Given our findings and limitations, coupled with data suggesting that false-positive tests due to non-Legionella bacteria may convert to negative after boiling, a future prospective study includes the collection and analysis of urinary and sputum specimens from patients that yield positive Legionella urine EIA tests. This will allow for a more thorough comparison of testing with the current EIA with and without boiling, as well as comparing the Binax™ EIA to the BinaxNOW® ICT test, Legionella sputum culture with BCYE agar and BCYE differentiation agar, and Legionella polymerase chain reaction from sputum. Additionally, for microbiology laboratories utilizing the urine EIA test, strong consideration should be given to repeating all positive urine EIA tests after boiling or confirming with another testing methodology.

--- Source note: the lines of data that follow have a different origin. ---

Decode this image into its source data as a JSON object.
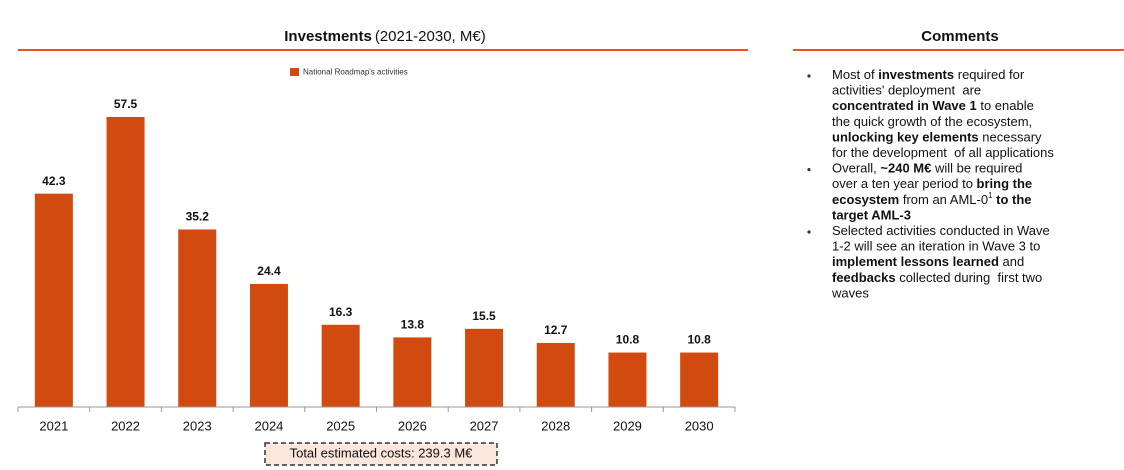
{
  "chart_data": {
    "type": "bar",
    "title": "Investments",
    "subtitle": "(2021-2030, M€)",
    "categories": [
      "2021",
      "2022",
      "2023",
      "2024",
      "2025",
      "2026",
      "2027",
      "2028",
      "2029",
      "2030"
    ],
    "series": [
      {
        "name": "National Roadmap's activities",
        "color": "#d14a10",
        "values": [
          42.3,
          57.5,
          35.2,
          24.4,
          16.3,
          13.8,
          15.5,
          12.7,
          10.8,
          10.8
        ]
      }
    ],
    "annotation": "Total estimated costs: 239.3 M€"
  },
  "comments": {
    "title": "Comments",
    "bullets": [
      [
        [
          {
            "text": "Most of "
          },
          {
            "text": "investments",
            "bold": true
          },
          {
            "text": " required for"
          }
        ],
        [
          {
            "text": "activities' deployment  are"
          }
        ],
        [
          {
            "text": "concentrated in Wave 1",
            "bold": true
          },
          {
            "text": " to enable"
          }
        ],
        [
          {
            "text": "the quick growth of the ecosystem,"
          }
        ],
        [
          {
            "text": "unlocking key elements",
            "bold": true
          },
          {
            "text": " necessary"
          }
        ],
        [
          {
            "text": "for the development  of all applications"
          }
        ]
      ],
      [
        [
          {
            "text": "Overall, "
          },
          {
            "text": "~240 M€",
            "bold": true
          },
          {
            "text": " will be required"
          }
        ],
        [
          {
            "text": "over a ten year period to "
          },
          {
            "text": "bring the",
            "bold": true
          }
        ],
        [
          {
            "text": "ecosystem",
            "bold": true
          },
          {
            "text": " from an AML-0"
          },
          {
            "text": "1",
            "sup": true
          },
          {
            "text": " to the",
            "bold": true
          }
        ],
        [
          {
            "text": "target AML-3",
            "bold": true
          }
        ]
      ],
      [
        [
          {
            "text": "Selected activities conducted in Wave"
          }
        ],
        [
          {
            "text": "1-2 will see an iteration in Wave 3 to"
          }
        ],
        [
          {
            "text": "implement lessons learned",
            "bold": true
          },
          {
            "text": " and"
          }
        ],
        [
          {
            "text": "feedbacks",
            "bold": true
          },
          {
            "text": " collected during  first two"
          }
        ],
        [
          {
            "text": "waves"
          }
        ]
      ]
    ]
  }
}
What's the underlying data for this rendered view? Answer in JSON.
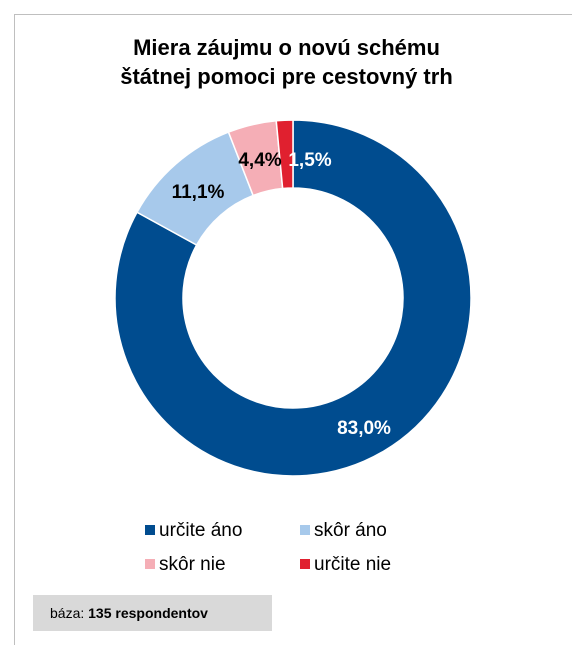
{
  "chart_data": {
    "type": "pie",
    "title_lines": [
      "Miera záujmu o novú schému",
      "štátnej pomoci pre cestovný trh"
    ],
    "categories": [
      "určite áno",
      "skôr áno",
      "skôr nie",
      "určite nie"
    ],
    "values": [
      83.0,
      11.1,
      4.4,
      1.5
    ],
    "data_labels": [
      "83,0%",
      "11,1%",
      "4,4%",
      "1,5%"
    ],
    "colors": [
      "#004C8F",
      "#A7C9EB",
      "#F5AEB6",
      "#E0202F"
    ],
    "label_colors": [
      "#ffffff",
      "#000000",
      "#000000",
      "#ffffff"
    ],
    "donut": true,
    "legend": "bottom"
  },
  "legend": [
    {
      "label": "určite áno",
      "color": "#004C8F"
    },
    {
      "label": "skôr áno",
      "color": "#A7C9EB"
    },
    {
      "label": "skôr nie",
      "color": "#F5AEB6"
    },
    {
      "label": "určite nie",
      "color": "#E0202F"
    }
  ],
  "footer": {
    "base_label": "báza:",
    "base_value": "135 respondentov"
  }
}
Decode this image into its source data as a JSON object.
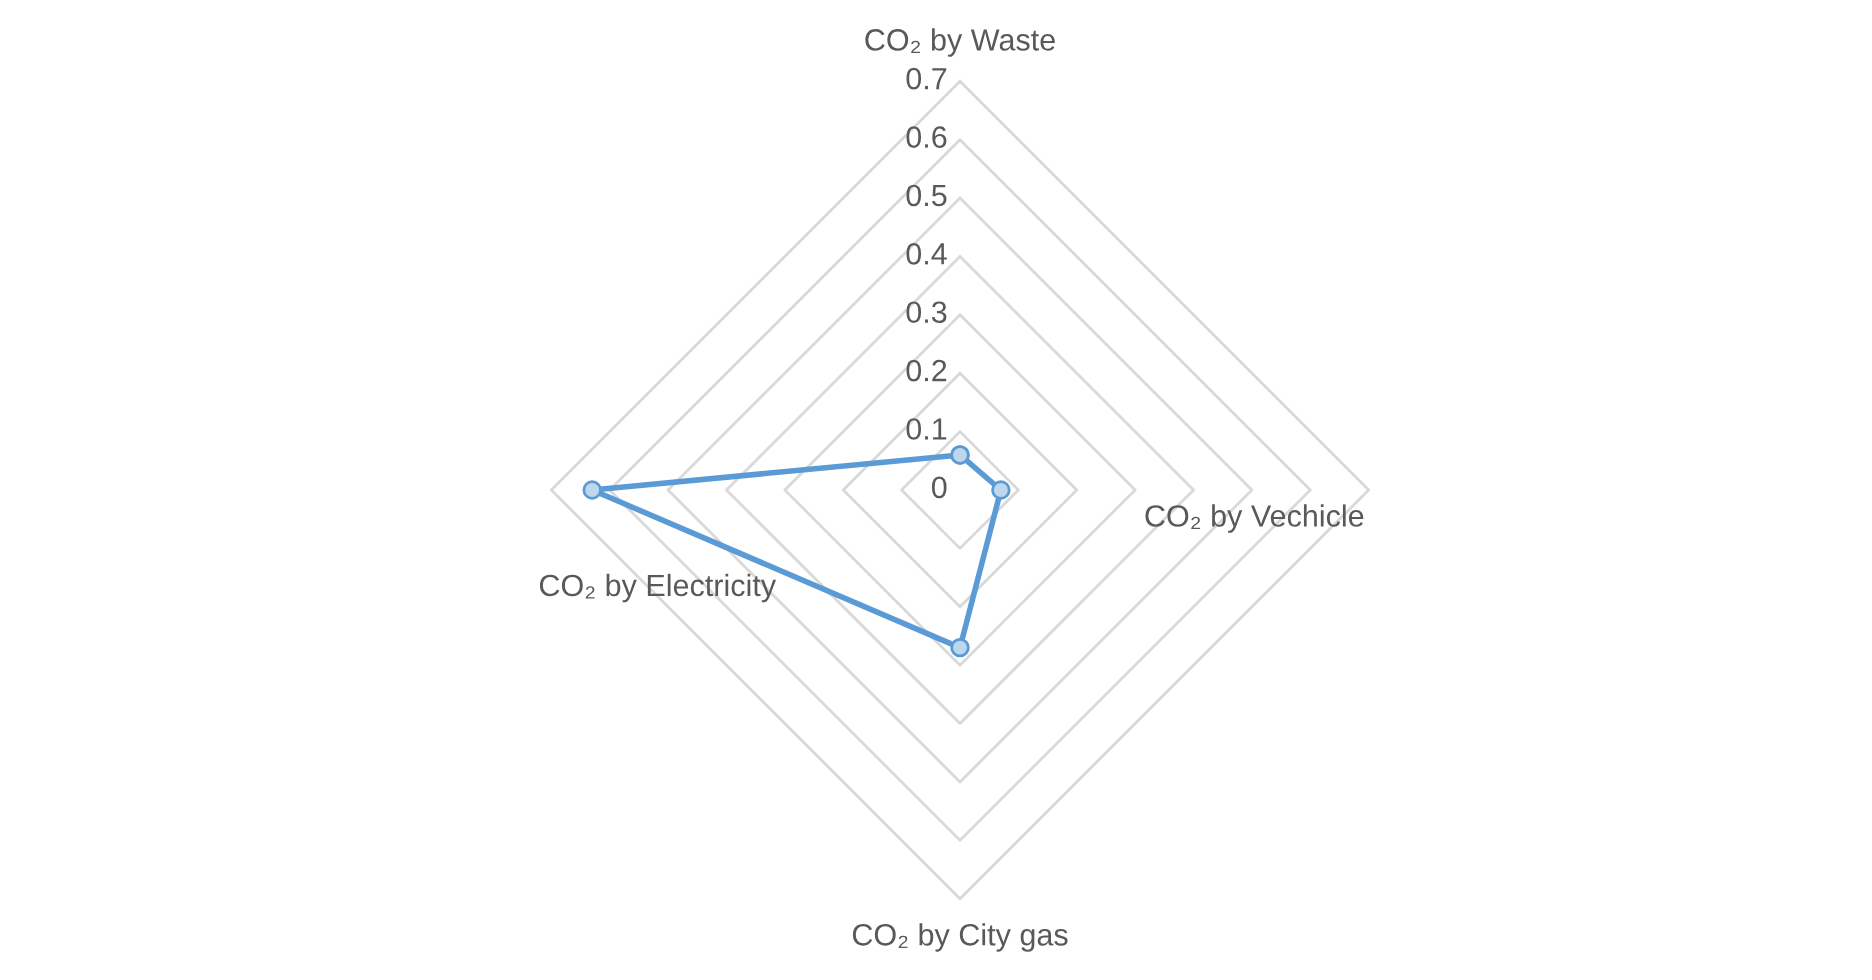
{
  "chart_data": {
    "type": "radar",
    "categories": [
      "CO₂ by Waste",
      "CO₂ by Vechicle",
      "CO₂ by City gas",
      "CO₂ by Electricity"
    ],
    "series": [
      {
        "color": "#5b9bd5",
        "values": [
          0.06,
          0.07,
          0.27,
          0.63
        ]
      }
    ],
    "ylim": [
      0,
      0.7
    ],
    "yticks": [
      0,
      0.1,
      0.2,
      0.3,
      0.4,
      0.5,
      0.6,
      0.7
    ],
    "grid": true,
    "marker": "circle",
    "line_style": "solid"
  }
}
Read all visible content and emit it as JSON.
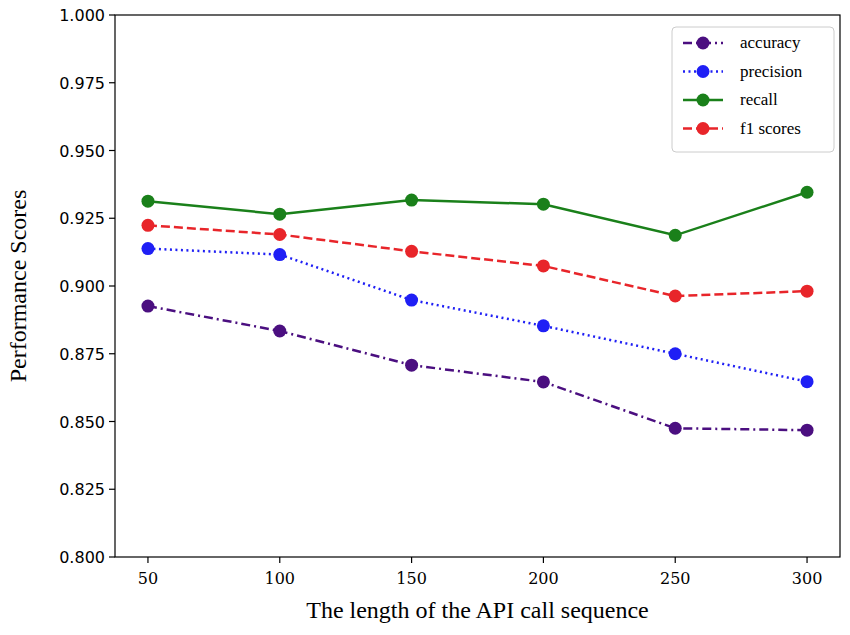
{
  "chart_data": {
    "type": "line",
    "x_label": "The length of the API call sequence",
    "y_label": "Performance Scores",
    "x": [
      50,
      100,
      150,
      200,
      250,
      300
    ],
    "series": [
      {
        "name": "accuracy",
        "color": "#4b0f80",
        "marker": "circle",
        "line_style": "dashdot",
        "values": [
          0.8926,
          0.8834,
          0.8708,
          0.8646,
          0.8475,
          0.8468
        ]
      },
      {
        "name": "precision",
        "color": "#1f1ff5",
        "marker": "circle",
        "line_style": "dotted",
        "values": [
          0.9138,
          0.9116,
          0.8948,
          0.8853,
          0.875,
          0.8647
        ]
      },
      {
        "name": "recall",
        "color": "#1a801a",
        "marker": "circle",
        "line_style": "solid",
        "values": [
          0.9313,
          0.9265,
          0.9317,
          0.9302,
          0.9187,
          0.9346
        ]
      },
      {
        "name": "f1 scores",
        "color": "#e8252a",
        "marker": "circle",
        "line_style": "dashed",
        "values": [
          0.9224,
          0.919,
          0.9128,
          0.9074,
          0.8963,
          0.8981
        ]
      }
    ],
    "xlim": [
      37.5,
      312.5
    ],
    "xticks": [
      50,
      100,
      150,
      200,
      250,
      300
    ],
    "ylim": [
      0.8,
      1.0
    ],
    "yticks": [
      {
        "value": 0.8,
        "label": "0.800"
      },
      {
        "value": 0.825,
        "label": "0.825"
      },
      {
        "value": 0.85,
        "label": "0.850"
      },
      {
        "value": 0.875,
        "label": "0.875"
      },
      {
        "value": 0.9,
        "label": "0.900"
      },
      {
        "value": 0.925,
        "label": "0.925"
      },
      {
        "value": 0.95,
        "label": "0.950"
      },
      {
        "value": 0.975,
        "label": "0.975"
      },
      {
        "value": 1.0,
        "label": "1.000"
      }
    ],
    "grid": false,
    "legend": "upper-right"
  }
}
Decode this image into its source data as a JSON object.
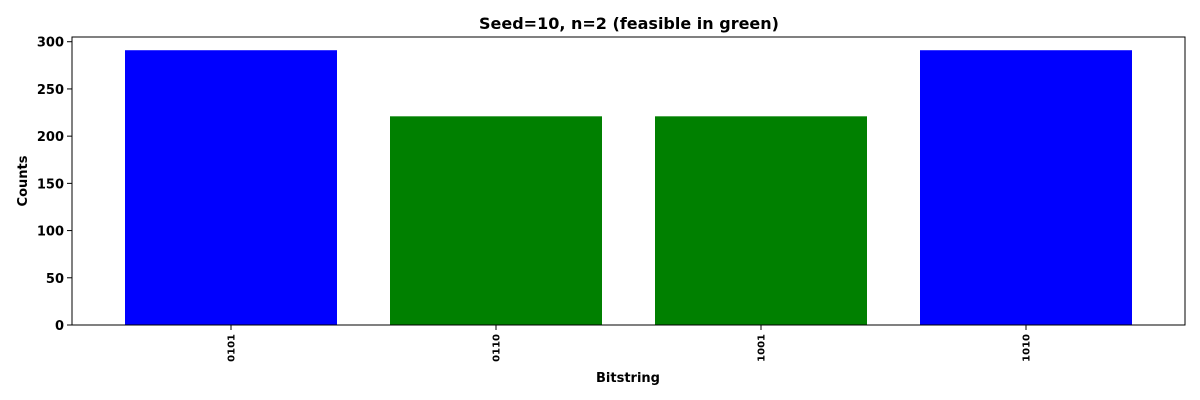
{
  "chart_data": {
    "type": "bar",
    "title": "Seed=10, n=2 (feasible in green)",
    "xlabel": "Bitstring",
    "ylabel": "Counts",
    "categories": [
      "0101",
      "0110",
      "1001",
      "1010"
    ],
    "values": [
      291,
      221,
      221,
      291
    ],
    "bar_colors": [
      "#0000ff",
      "#008000",
      "#008000",
      "#0000ff"
    ],
    "ylim": [
      0,
      305
    ],
    "yticks": [
      0,
      50,
      100,
      150,
      200,
      250,
      300
    ],
    "grid": false,
    "legend": "none"
  }
}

In conclusion, urinary antigen testing has greatly enhanced the ability to diagnose pneumonia resulting from Legionella. Despite the published report of greater than 99% specificity with these modalities, recent reports have indicated false-positive EIA results. One hypothesis for this false-positive result is the excess protein-complex in the urine, a future study planned in our group. In the present study, we describe numerous examples of suspected false-positive Legionella urinary antigen results using BINAX™ EIA testing, with 23% and 16% of the total cohort being characterized as having probable and possible false-positive EIA test results, respectively. These findings highlight the overlooked possibility of a substantial number of cases that are misdiagnosed as Legionaries’ disease when utilizing a test with high specificity when deployed in a population with a low incidence of disease. Thus, these findings indicate the need for more rigorous, prospective studies to directly compare and evaluate potential false-positive rates of Legionella urinary antigen testing both EIA and ICT methodology.